Creating the Marketing Mix

Every business problem has alternative solutions else decisions would be unnecessary. The criteria for such decisions must be based on objectives – aspects affecting volume, profits, service and growth. Every business decision including creating the marketing mix must be based on whatever facts are available or can be assembled – the more the better so long as manageable.

Questions may be developed to organize facts to cover marketing decisions. Such questions, when answered properly, would create the most logical “marketing mix.” Thus all of the functions of marketing would be performed in maximum coordination as the modern concept of marketing management demands. The implementation of these components into an operable mechanism is a matter of delegation, management, and administration.

To emphasize the need for review and check-off of all marketing functions, and to insure full coverage in the marketing program, 17 questions are presented which a manufacturer might well ask his staff when reviewing in detail prospects for a product, particularly a new one.

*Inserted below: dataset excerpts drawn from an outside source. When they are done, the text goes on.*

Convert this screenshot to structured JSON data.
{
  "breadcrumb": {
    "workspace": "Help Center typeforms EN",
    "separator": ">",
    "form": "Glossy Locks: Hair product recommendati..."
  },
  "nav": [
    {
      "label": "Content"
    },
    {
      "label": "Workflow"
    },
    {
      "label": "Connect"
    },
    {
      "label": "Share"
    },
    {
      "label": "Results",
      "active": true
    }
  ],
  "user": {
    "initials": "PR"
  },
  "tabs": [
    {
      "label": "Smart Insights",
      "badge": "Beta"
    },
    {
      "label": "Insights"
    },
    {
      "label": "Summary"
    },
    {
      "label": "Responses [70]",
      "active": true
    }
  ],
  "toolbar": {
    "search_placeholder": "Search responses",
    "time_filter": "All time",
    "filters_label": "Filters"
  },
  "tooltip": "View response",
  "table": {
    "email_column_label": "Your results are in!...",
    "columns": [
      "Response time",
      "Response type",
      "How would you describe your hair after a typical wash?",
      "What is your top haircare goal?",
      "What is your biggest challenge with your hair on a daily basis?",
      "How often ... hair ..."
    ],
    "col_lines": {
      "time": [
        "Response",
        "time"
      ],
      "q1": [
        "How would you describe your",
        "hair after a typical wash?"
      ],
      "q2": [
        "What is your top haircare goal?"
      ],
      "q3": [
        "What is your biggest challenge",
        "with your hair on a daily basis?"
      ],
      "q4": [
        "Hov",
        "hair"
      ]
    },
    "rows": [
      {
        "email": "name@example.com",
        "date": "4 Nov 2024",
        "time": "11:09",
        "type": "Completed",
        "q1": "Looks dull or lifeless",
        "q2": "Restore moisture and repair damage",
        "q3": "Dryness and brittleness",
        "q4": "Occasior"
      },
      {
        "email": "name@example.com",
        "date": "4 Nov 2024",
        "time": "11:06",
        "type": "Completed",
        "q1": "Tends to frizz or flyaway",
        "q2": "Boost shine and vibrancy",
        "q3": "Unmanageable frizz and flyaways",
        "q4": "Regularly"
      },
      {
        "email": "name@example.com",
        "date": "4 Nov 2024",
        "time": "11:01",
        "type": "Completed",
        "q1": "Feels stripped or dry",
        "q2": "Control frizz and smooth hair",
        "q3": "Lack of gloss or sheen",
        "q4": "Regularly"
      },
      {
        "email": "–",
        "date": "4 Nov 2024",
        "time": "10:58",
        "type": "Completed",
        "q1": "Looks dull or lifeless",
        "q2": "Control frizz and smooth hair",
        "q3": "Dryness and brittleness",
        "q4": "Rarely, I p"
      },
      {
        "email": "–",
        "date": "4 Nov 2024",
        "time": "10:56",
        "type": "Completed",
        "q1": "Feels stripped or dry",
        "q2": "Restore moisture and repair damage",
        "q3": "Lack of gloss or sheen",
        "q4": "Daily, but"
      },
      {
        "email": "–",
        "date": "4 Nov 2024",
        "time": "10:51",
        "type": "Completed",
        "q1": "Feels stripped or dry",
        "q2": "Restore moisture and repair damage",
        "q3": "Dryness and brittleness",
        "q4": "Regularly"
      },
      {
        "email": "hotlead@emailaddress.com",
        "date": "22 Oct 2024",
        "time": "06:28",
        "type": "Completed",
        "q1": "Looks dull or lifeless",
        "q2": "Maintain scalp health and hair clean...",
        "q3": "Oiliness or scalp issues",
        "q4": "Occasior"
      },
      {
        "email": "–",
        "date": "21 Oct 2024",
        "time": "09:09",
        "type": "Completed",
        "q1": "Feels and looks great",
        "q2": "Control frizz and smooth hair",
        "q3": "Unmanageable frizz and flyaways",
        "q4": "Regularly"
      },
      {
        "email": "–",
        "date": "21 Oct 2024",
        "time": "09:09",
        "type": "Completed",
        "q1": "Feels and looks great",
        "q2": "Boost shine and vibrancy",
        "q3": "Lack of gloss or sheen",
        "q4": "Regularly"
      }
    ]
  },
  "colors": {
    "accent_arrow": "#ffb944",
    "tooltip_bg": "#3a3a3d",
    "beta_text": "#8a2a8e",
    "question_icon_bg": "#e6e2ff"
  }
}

While many will call for clearly factual, even statistical data, others can be answered readily from observation and experience.

Most failures in marketing can be attributed to executive oversight, neglect, or lack of facts with respect to answering these questions. Hence, their importance cannot be overemphasized.

A marketing plan consists of a total volume goal broken down (at least) by products, customer types, areas, and time periods. That is, how much of each product is to be sold to each type of customer in each territory over each month or quarter? How much profit is each to produce?

The results of such planning create the salesman’s budget or quota, his responsibilities over the time period selected, and a basis for his appraisal and control and for his compensation. It is essential to the salesman’s performance that he understand these procedures and provisions. Therefore, they must be included in his training.

In summary, good business organization calls for management to:

•Establish the business goal
•Analyze the market potential
•Plan a marketing program to get the job done
•Organize manpower, equipment, capital
•Train people to execute assignments
•Execute-administrate the program
•Control it – goals, budgets, performance as planned

Thus the “marketing mix” is developed and the selling and sales promotion job defined. Only then can we question and measure the performance of those responsible.